In 1993 I had been shooting skate & snow photos for about a year and had a few shots published in a local zine that you could pick up at the local skate/snow shop. At this time I had saved up enough extra cash to buy a used fisheye lens. Excited to try it out, I took it to Whistler on one of my weekend trips. I remember telling this girl I knew that the closer you hold the lens to something, the bigger it would look. She thought that was great, lifted her shirt and said “make this look bigger then." From that moment I fell in love with the fisheye. The following day I shot this photo of Nova Scotian transplant Scott Doucette at the Camp of Champions. “Douce” is now back in Nova Scotia where he runs a record label with his boy Trevor Andrew and doing quite well.
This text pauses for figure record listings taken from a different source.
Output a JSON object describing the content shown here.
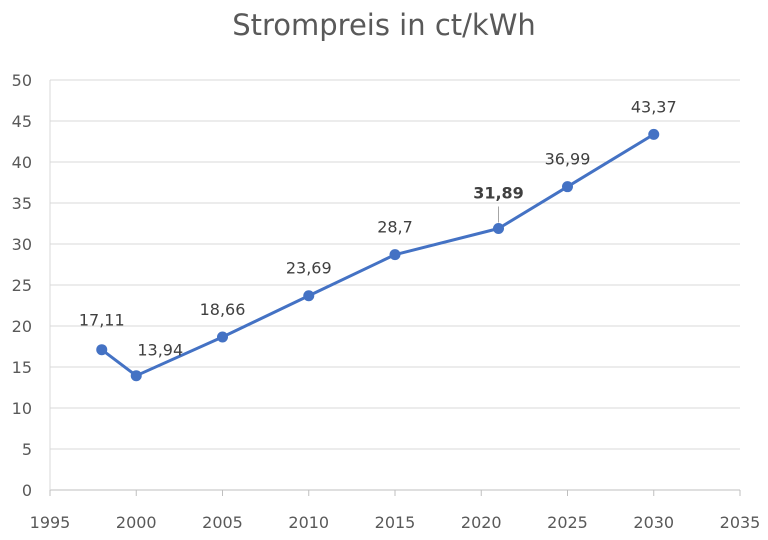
{
  "chart_data": {
    "type": "line",
    "title": "Strompreis in ct/kWh",
    "xlabel": "",
    "ylabel": "",
    "xlim": [
      1995,
      2035
    ],
    "ylim": [
      0,
      50
    ],
    "x_ticks": [
      1995,
      2000,
      2005,
      2010,
      2015,
      2020,
      2025,
      2030,
      2035
    ],
    "y_ticks": [
      0,
      5,
      10,
      15,
      20,
      25,
      30,
      35,
      40,
      45,
      50
    ],
    "grid": "horizontal",
    "legend": "none",
    "series": [
      {
        "name": "Strompreis",
        "color": "#4472C4",
        "points": [
          {
            "x": 1998,
            "y": 17.11,
            "label": "17,11"
          },
          {
            "x": 2000,
            "y": 13.94,
            "label": "13,94"
          },
          {
            "x": 2005,
            "y": 18.66,
            "label": "18,66"
          },
          {
            "x": 2010,
            "y": 23.69,
            "label": "23,69"
          },
          {
            "x": 2015,
            "y": 28.7,
            "label": "28,7"
          },
          {
            "x": 2021,
            "y": 31.89,
            "label": "31,89",
            "highlight": true
          },
          {
            "x": 2025,
            "y": 36.99,
            "label": "36,99"
          },
          {
            "x": 2030,
            "y": 43.37,
            "label": "43,37"
          }
        ]
      }
    ],
    "highlight_color": "#FF0000"
  }
}
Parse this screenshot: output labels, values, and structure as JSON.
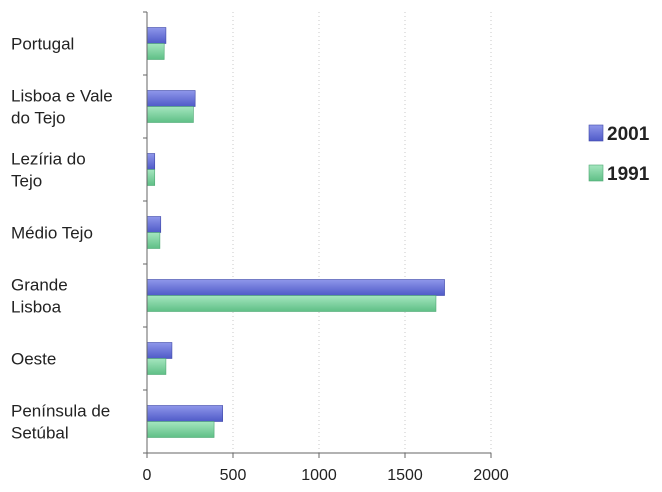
{
  "chart_data": {
    "type": "bar",
    "orientation": "horizontal",
    "categories": [
      [
        "Portugal"
      ],
      [
        "Lisboa e Vale",
        "do Tejo"
      ],
      [
        "Lezíria do",
        "Tejo"
      ],
      [
        "Médio Tejo"
      ],
      [
        "Grande",
        "Lisboa"
      ],
      [
        "Oeste"
      ],
      [
        "Península de",
        "Setúbal"
      ]
    ],
    "series": [
      {
        "name": "2001",
        "color": "#6670d6",
        "values": [
          110,
          280,
          45,
          80,
          1730,
          145,
          440
        ]
      },
      {
        "name": "1991",
        "color": "#7fd3a0",
        "values": [
          100,
          270,
          45,
          75,
          1680,
          110,
          390
        ]
      }
    ],
    "xticks": [
      "0",
      "500",
      "1000",
      "1500",
      "2000"
    ],
    "xlim": [
      0,
      2000
    ],
    "title": "",
    "xlabel": "",
    "ylabel": "",
    "grid": "vertical dotted",
    "legend_position": "right"
  }
}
One day in 1995 I was talking with Kevin Sansalone and he told me that some backcountry hikers told him of a zone behind Mt. Seymour that we could hike to and build jumps. Only a few people would go back there each month so most days would be untracked. We woke up one sunny day and decided to check it out along with Devun Walsh. I remember post-holing a trail up in knee-deep powder for about 30 minutes before stopping to build a jump on a knuckle we found. I set up and starting shooting. Devun yelled for me to come up to where he was dropping in from and have a look. "Wow, you can see the city from here!" I spent the rest of the session shooting from behind, showcasing Vancouver in the background. It was on this day that the “city-booter” was born and from that day on, countless pros and wannabes have hiked this popular zone, turning the Seymour Backcountry into a household name.
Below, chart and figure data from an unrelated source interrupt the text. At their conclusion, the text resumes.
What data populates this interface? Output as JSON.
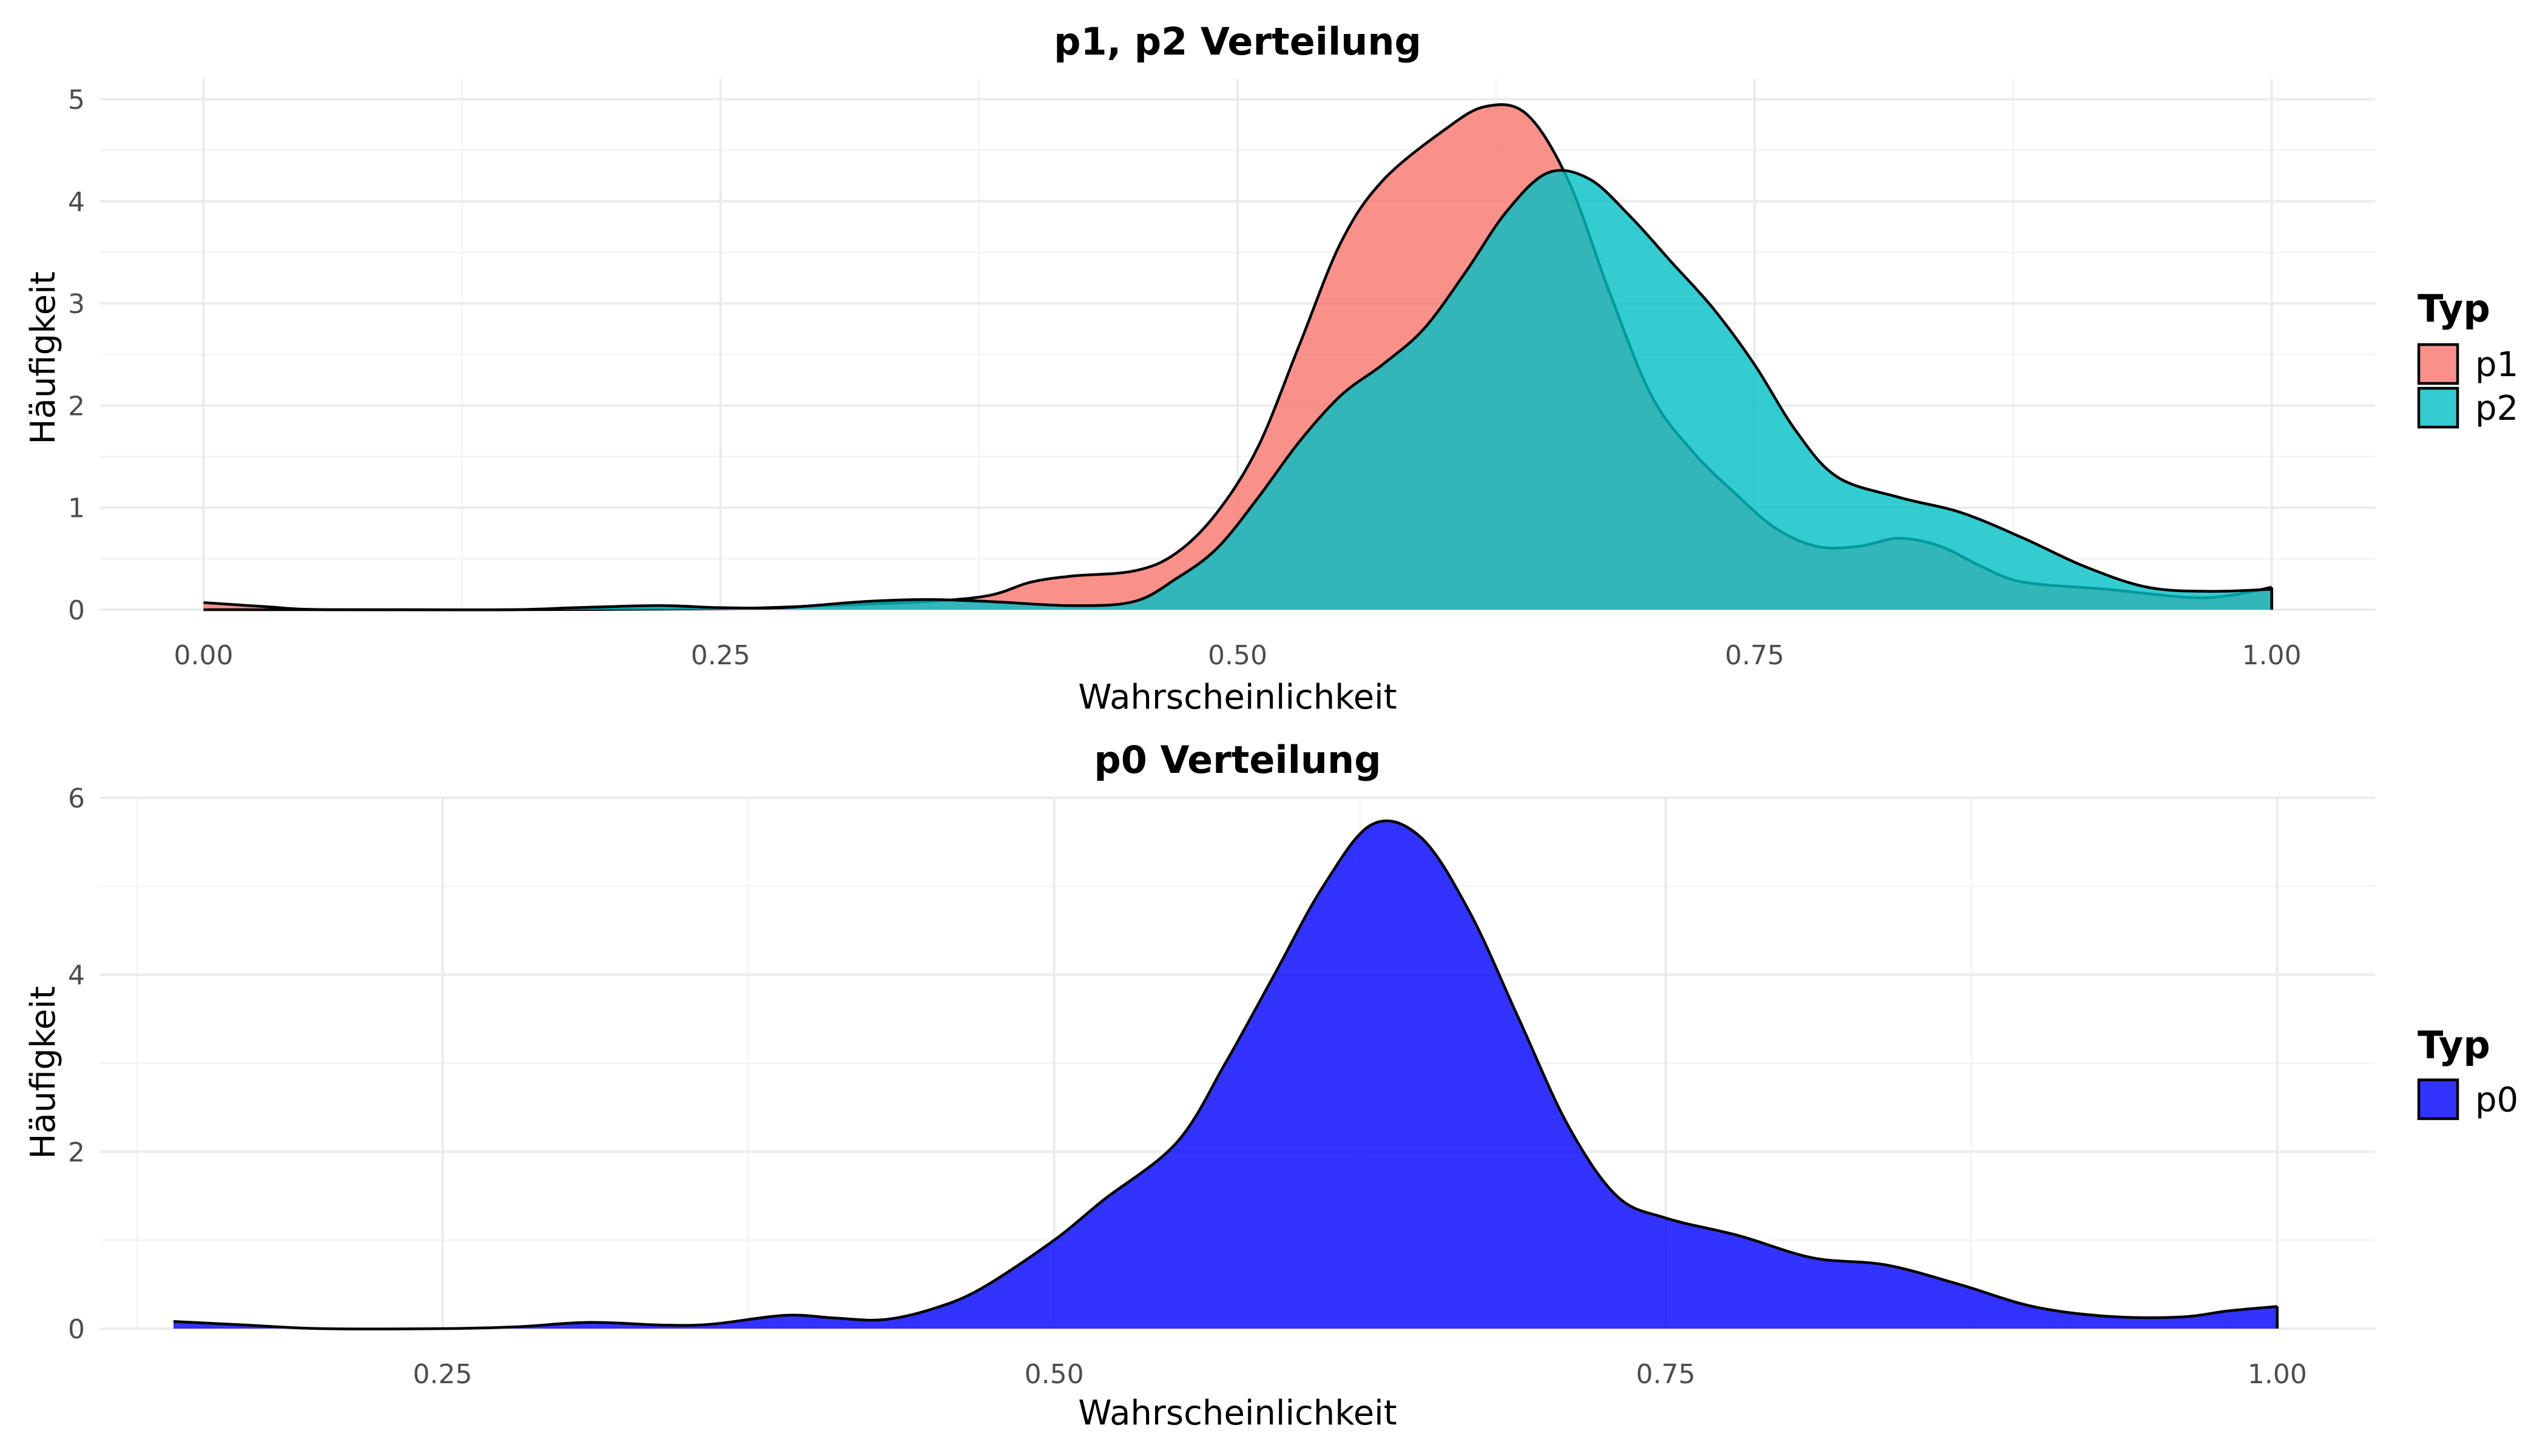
{
  "chart_data": [
    {
      "type": "area",
      "title": "p1, p2 Verteilung",
      "xlabel": "Wahrscheinlichkeit",
      "ylabel": "Häufigkeit",
      "xlim": [
        -0.05,
        1.05
      ],
      "ylim": [
        0,
        5.2
      ],
      "xticks": [
        0,
        0.25,
        0.5,
        0.75,
        1
      ],
      "xtick_labels": [
        "0.00",
        "0.25",
        "0.50",
        "0.75",
        "1.00"
      ],
      "yticks": [
        0,
        1,
        2,
        3,
        4,
        5
      ],
      "ytick_labels": [
        "0",
        "1",
        "2",
        "3",
        "4",
        "5"
      ],
      "grid": true,
      "legend": {
        "title": "Typ",
        "position": "right"
      },
      "series": [
        {
          "name": "p1",
          "color": "#F8766D",
          "opacity": 0.8,
          "points": [
            [
              0,
              0.07
            ],
            [
              0.03,
              0.03
            ],
            [
              0.06,
              0
            ],
            [
              0.15,
              0
            ],
            [
              0.25,
              0.01
            ],
            [
              0.3,
              0.04
            ],
            [
              0.35,
              0.08
            ],
            [
              0.38,
              0.14
            ],
            [
              0.4,
              0.27
            ],
            [
              0.42,
              0.33
            ],
            [
              0.45,
              0.38
            ],
            [
              0.47,
              0.55
            ],
            [
              0.49,
              0.95
            ],
            [
              0.51,
              1.6
            ],
            [
              0.53,
              2.6
            ],
            [
              0.55,
              3.6
            ],
            [
              0.57,
              4.2
            ],
            [
              0.6,
              4.7
            ],
            [
              0.62,
              4.93
            ],
            [
              0.64,
              4.85
            ],
            [
              0.66,
              4.2
            ],
            [
              0.68,
              3.1
            ],
            [
              0.7,
              2.1
            ],
            [
              0.72,
              1.55
            ],
            [
              0.74,
              1.15
            ],
            [
              0.76,
              0.8
            ],
            [
              0.78,
              0.62
            ],
            [
              0.8,
              0.62
            ],
            [
              0.82,
              0.7
            ],
            [
              0.84,
              0.62
            ],
            [
              0.86,
              0.42
            ],
            [
              0.88,
              0.27
            ],
            [
              0.92,
              0.2
            ],
            [
              0.96,
              0.12
            ],
            [
              0.98,
              0.14
            ],
            [
              1,
              0.22
            ]
          ]
        },
        {
          "name": "p2",
          "color": "#00BFC4",
          "opacity": 0.8,
          "points": [
            [
              0,
              0
            ],
            [
              0.1,
              0
            ],
            [
              0.15,
              0
            ],
            [
              0.18,
              0.02
            ],
            [
              0.22,
              0.04
            ],
            [
              0.25,
              0.02
            ],
            [
              0.28,
              0.02
            ],
            [
              0.32,
              0.08
            ],
            [
              0.35,
              0.1
            ],
            [
              0.38,
              0.08
            ],
            [
              0.42,
              0.04
            ],
            [
              0.45,
              0.08
            ],
            [
              0.47,
              0.3
            ],
            [
              0.49,
              0.6
            ],
            [
              0.51,
              1.1
            ],
            [
              0.53,
              1.65
            ],
            [
              0.55,
              2.1
            ],
            [
              0.57,
              2.4
            ],
            [
              0.59,
              2.75
            ],
            [
              0.61,
              3.3
            ],
            [
              0.63,
              3.9
            ],
            [
              0.65,
              4.28
            ],
            [
              0.67,
              4.22
            ],
            [
              0.69,
              3.85
            ],
            [
              0.71,
              3.4
            ],
            [
              0.73,
              2.95
            ],
            [
              0.75,
              2.4
            ],
            [
              0.77,
              1.75
            ],
            [
              0.79,
              1.3
            ],
            [
              0.82,
              1.1
            ],
            [
              0.85,
              0.95
            ],
            [
              0.88,
              0.7
            ],
            [
              0.91,
              0.42
            ],
            [
              0.94,
              0.22
            ],
            [
              0.97,
              0.18
            ],
            [
              1,
              0.2
            ]
          ]
        }
      ]
    },
    {
      "type": "area",
      "title": "p0 Verteilung",
      "xlabel": "Wahrscheinlichkeit",
      "ylabel": "Häufigkeit",
      "xlim": [
        0.11,
        1.04
      ],
      "ylim": [
        0,
        6
      ],
      "xticks": [
        0.25,
        0.5,
        0.75,
        1
      ],
      "xtick_labels": [
        "0.25",
        "0.50",
        "0.75",
        "1.00"
      ],
      "yticks": [
        0,
        2,
        4,
        6
      ],
      "ytick_labels": [
        "0",
        "2",
        "4",
        "6"
      ],
      "grid": true,
      "legend": {
        "title": "Typ",
        "position": "right"
      },
      "series": [
        {
          "name": "p0",
          "color": "#0000FF",
          "opacity": 0.8,
          "points": [
            [
              0.14,
              0.08
            ],
            [
              0.17,
              0.04
            ],
            [
              0.2,
              0
            ],
            [
              0.25,
              0
            ],
            [
              0.28,
              0.02
            ],
            [
              0.31,
              0.07
            ],
            [
              0.34,
              0.04
            ],
            [
              0.36,
              0.05
            ],
            [
              0.39,
              0.15
            ],
            [
              0.41,
              0.12
            ],
            [
              0.43,
              0.1
            ],
            [
              0.45,
              0.22
            ],
            [
              0.47,
              0.45
            ],
            [
              0.5,
              1
            ],
            [
              0.52,
              1.45
            ],
            [
              0.55,
              2.1
            ],
            [
              0.57,
              3.0
            ],
            [
              0.59,
              4.0
            ],
            [
              0.61,
              5.0
            ],
            [
              0.63,
              5.7
            ],
            [
              0.65,
              5.55
            ],
            [
              0.67,
              4.7
            ],
            [
              0.69,
              3.5
            ],
            [
              0.71,
              2.3
            ],
            [
              0.73,
              1.5
            ],
            [
              0.75,
              1.25
            ],
            [
              0.78,
              1.05
            ],
            [
              0.81,
              0.8
            ],
            [
              0.84,
              0.72
            ],
            [
              0.87,
              0.5
            ],
            [
              0.9,
              0.25
            ],
            [
              0.93,
              0.14
            ],
            [
              0.96,
              0.13
            ],
            [
              0.98,
              0.2
            ],
            [
              1,
              0.25
            ]
          ]
        }
      ]
    }
  ]
}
In 1997, a group of us built this jump for the first time in the Mt. Seymour Backcountry and had Ross Steffy there to film it for Mack Dawg. Our crew was Rob Dow, Devun Walsh, Graham Clements and visiting pro Joey McGuire. Devun and Joey killed it with all kinds of 3’s and 5's while Dow launched picture perfect methods for my camera. He wasn’t too concerned about the video shot since he didn’t have a spot in the movie. This photo was published as a Vans ad and won the “best ad” award in Visual Arts magazine. Later that year, a photo I shot of Joey ended up on the cover of Snowboarder Magazine, and ever since the jump has been known as the McGuire hit.
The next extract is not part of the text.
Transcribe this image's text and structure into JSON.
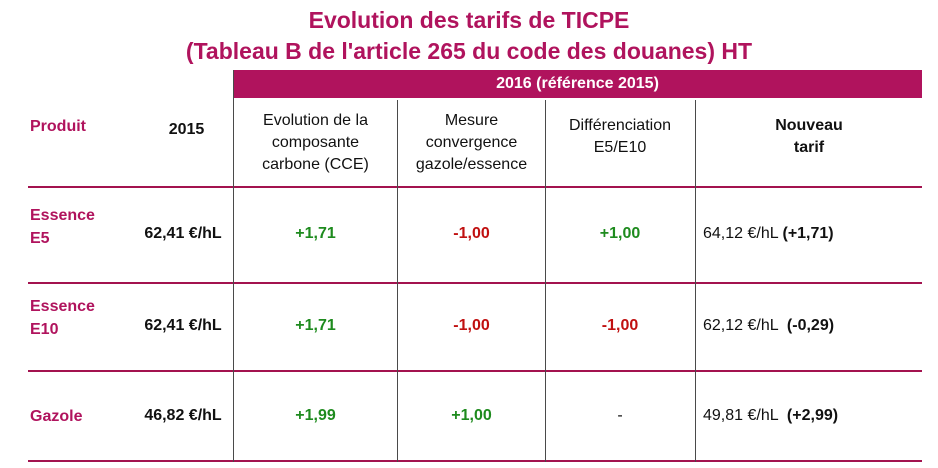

For a few years around 1998 Rob Dow and Devun Walsh shared a basement suite of a house. Upstairs lived Dave Cashen and Graham Clements. This house, on Chesterfield Avenue in North Vancouver was known in the local snowboard community as the Chesterfield House. These guys didn’t hold parties at the Chesterfield house, parties found the Chesterfield house. Every night was a new adventure, you just never knew who was gonna show up and what was gonna be lit on fire, stolen, broken or flipped upside down. One night we were all hanging out drinking and cabbed it downtown for the last 2 hours of the hip hop night at the Red Lounge. When we returned to the house all the doors downstairs were broken off the hinges and laying in the front yard. The kitchen floor was covered in broken glass and no one had any idea of what happened. It was just another weird night at the Chesterfield house. The next morning we woke up to sunny skies and headed to Whistler to shoot photos. I remember riding up the peak chair with Dev and he told me that he was still pretty drunk and not down to shoot. That was until he got off the chair, and saw this cliff waiting for him on the backside. This was a pretty big cliff to stomp when you're cross eyed.